Co-Array Fortran (CAF)

CAF is one of the three partitioned global address space (PGAS). The other two are unified parallel C (UPC) and Titanium.

CAF is an SPMD based programming model created by created by Robert Numrich and John Reid (researchers from Cray, I suppose ?). The advantage of CAF is its simplicity compared to MPI but on the other hand provide almost the same flexibility and control to users. Furthermore, CAF is based on Fortran90, and therefore facilitate users to learn. However, it seems not possible in CAF to have dynamic processes where user can spawn or shrink processes. Another disadvantage is that it is based on "message" communication and therefore theoretically has no gain performance for multicore processors.

Rules:

– Normal rounded brackets ( ) to point to data in local memory. – Square brackets [ ] to point to data in remote memory.

Examples

(taken from [Numrich03]):

Variables decalaration:

real :: s[*]
real :: a(n)[*]
complex :: z[*]
integer :: index(n)[*]
real :: b(n)[p, *]
real :: c(n,m)[0:p, -7:q, 11:*]
real, allocatable :: w(:)[:]
type(field) :: maxwell[p,*]

Communication

x(:)[q] = x(:) + x(:)[p]
Which means x in the q processor will receive the sum of local x and x from the p processor.

Real examples

real,dimension(n,n)[p,*] :: a,b,c
do k=1,n
do q=1,p
c(i,j)[myP,myQ] = c(i,j)[myP,myQ]
+ a(i,k)[myP, q]*b(k,j)[q,myQ]
enddo
enddo

Refeences

Friday, September 21, 2007

Cilk

Cilk [Blumofe95] is a coarse-grain parallel programming model based C. It is a faithful extension of C for multithreading that uses asynchronous parallelism and an efficient work-stealing schedule. Cilk is currently limited for shared memory architecture although some efforts for distributed memory have been published [Nikhil95].

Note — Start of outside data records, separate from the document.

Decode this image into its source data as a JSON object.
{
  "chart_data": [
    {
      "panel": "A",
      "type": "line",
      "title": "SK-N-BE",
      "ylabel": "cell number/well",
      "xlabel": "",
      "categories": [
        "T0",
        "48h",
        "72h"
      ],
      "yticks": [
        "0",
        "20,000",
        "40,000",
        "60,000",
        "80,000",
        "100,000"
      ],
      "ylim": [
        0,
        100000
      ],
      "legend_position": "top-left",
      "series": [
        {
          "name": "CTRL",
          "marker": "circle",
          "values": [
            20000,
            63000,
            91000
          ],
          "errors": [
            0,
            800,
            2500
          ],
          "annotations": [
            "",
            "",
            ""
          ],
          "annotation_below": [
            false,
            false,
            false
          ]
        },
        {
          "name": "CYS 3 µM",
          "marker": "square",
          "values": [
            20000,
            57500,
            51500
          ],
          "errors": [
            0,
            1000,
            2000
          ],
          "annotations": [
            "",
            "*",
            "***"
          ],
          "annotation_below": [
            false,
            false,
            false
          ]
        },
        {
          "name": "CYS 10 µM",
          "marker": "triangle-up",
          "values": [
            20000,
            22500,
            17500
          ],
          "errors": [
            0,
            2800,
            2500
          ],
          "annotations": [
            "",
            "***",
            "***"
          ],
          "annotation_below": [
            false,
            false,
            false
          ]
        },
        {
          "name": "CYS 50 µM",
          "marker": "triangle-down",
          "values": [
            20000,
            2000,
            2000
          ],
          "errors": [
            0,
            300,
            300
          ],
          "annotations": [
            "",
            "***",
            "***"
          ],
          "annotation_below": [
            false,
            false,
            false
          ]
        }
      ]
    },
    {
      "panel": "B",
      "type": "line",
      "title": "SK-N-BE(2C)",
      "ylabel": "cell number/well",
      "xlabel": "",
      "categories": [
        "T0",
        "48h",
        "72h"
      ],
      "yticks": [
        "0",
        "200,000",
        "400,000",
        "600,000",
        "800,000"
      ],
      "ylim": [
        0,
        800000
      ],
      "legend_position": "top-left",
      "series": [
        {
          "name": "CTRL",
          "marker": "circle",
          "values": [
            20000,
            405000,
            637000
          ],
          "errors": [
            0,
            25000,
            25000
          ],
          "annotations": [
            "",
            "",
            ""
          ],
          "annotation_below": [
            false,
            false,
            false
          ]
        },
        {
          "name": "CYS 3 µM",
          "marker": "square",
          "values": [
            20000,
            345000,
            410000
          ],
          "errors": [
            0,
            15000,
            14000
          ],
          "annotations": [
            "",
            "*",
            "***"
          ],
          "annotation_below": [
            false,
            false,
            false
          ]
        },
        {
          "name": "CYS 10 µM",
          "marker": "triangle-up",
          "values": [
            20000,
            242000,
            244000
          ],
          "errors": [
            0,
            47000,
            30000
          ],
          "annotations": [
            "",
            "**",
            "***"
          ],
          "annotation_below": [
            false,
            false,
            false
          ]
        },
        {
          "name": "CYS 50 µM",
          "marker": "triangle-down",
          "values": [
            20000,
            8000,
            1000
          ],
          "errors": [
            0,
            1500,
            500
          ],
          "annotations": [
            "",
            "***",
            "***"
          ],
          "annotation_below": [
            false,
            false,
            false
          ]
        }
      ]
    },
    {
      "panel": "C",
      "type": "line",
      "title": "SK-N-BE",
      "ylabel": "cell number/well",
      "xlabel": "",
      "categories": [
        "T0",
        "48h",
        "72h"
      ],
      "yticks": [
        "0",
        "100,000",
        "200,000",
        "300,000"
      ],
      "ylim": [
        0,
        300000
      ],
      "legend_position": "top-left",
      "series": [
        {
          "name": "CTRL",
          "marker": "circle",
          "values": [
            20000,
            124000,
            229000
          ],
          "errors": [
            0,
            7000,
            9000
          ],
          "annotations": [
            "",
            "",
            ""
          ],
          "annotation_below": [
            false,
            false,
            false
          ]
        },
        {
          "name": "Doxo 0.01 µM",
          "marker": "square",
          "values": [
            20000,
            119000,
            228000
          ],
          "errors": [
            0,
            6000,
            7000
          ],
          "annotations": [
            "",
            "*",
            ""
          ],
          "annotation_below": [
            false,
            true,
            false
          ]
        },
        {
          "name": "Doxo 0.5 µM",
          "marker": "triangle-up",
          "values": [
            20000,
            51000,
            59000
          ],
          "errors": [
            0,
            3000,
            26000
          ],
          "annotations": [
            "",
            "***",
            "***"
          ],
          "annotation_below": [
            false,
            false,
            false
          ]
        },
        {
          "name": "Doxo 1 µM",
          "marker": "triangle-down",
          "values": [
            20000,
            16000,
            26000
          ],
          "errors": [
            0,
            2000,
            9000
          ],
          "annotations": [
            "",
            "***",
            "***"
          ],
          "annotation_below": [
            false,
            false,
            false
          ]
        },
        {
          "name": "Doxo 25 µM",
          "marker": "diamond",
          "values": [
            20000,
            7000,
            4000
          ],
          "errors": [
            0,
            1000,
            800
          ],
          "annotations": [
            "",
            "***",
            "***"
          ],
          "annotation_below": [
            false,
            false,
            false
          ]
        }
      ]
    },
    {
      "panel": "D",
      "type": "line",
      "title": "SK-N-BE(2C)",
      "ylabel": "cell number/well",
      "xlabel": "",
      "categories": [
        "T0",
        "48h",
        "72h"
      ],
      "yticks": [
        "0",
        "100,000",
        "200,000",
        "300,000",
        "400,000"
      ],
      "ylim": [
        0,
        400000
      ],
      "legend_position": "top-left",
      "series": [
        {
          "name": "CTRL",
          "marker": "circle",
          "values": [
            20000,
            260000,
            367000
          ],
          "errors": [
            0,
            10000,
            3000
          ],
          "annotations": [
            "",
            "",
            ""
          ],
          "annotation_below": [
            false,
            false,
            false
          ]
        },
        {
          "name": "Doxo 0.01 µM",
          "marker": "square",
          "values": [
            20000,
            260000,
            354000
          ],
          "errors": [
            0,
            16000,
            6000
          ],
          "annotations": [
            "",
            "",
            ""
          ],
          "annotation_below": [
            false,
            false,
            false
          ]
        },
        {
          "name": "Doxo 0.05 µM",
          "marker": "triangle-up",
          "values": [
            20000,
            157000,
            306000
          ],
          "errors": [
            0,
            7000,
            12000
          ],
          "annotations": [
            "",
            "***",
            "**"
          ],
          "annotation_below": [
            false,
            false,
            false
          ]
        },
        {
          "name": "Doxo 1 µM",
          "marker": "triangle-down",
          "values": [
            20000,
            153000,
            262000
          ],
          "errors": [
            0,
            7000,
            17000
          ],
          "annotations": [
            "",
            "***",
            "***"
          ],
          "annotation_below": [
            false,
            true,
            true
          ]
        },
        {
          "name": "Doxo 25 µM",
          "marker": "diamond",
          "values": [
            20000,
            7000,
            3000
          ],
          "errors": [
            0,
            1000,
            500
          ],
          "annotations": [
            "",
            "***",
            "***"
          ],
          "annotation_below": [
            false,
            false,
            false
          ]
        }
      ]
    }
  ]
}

Despite its simplicity, Cilk provides several advantages as mentioned in [Kuszmaul07]: simple, small, can use the best serial code, can express cache-efficient code, efficient (productivity), good performance on one processor and portable.

However, it also suffers some limitations, such as no direct support for fine-grained parallelism, synchronization flexibility, group team and lack of support for other languages such as Fortran and Java.

One famous Cilk example is as follows:
OriginalCilk version
int fib(int n) {
 if (n < 2) return n; 
 else {
  int n1, n2;
  n1 = fib(n-1);
  n2 = fib(n-2);
  return;
 }
}
cilk int fib(n) {
 if (n < 2) return n;
 else {
  int n1, n2;
  n1 = spawn fib(n-1);
  n2 = spawn fib(n-2);
  sync;
  return (n1 + n2);
 }
}
The question is that if this language is good enough for multicore processors ? According to Charles Leisorson from MIT, the answer is yes. (See Multithreaded programming in Cilk). But not for general case I presume. Multicore processor architecture tends to encourage fine grain parallelism instead of coarse grain.

References

[Blumofe95] Blumofe, R. D., Joerg, C. F., Kuszmaul, B. C., Leiserson, C. E., Randall, K. H., and Zhou, Y. 1995. Cilk: an efficient multithreaded runtime system. In Proceedings of the Fifth ACM SIGPLAN Symposium on Principles and Practice of Parallel Programming (Santa Barbara, California, United States, July 19 - 21, 1995). R. L. Wexelblat, Ed. PPOPP '95. ACM Press, New York, NY, 207-216.
[Nikhil95] Nikhil, R. S. 1995. Cid: A Parallel, "Shared-Memory" C for Distributed-Memory Machines. In Proceedings of the 7th international Workshop on Languages and Compilers For Parallel Computing (August 08 - 10, 1994). K. Pingali, U. Banerjee, D. Gelernter, A. Nicolau, and D. A. Padua, Eds. Lecture Notes In Computer Science, vol. 892. Springer-Verlag, London, 376-390.
[Kuszmaul07] Kuszmaul, B. C. 2007. Cilk provides the "best overall productivity" for high performance computing: (and won the HPC challenge award to prove it). In Proceedings of the Nineteenth Annual ACM Symposium on Parallel Algorithms and Architectures (San Diego, California, USA, June 09 - 11, 2007). SPAA '07. ACM Press, New York, NY, 299-300.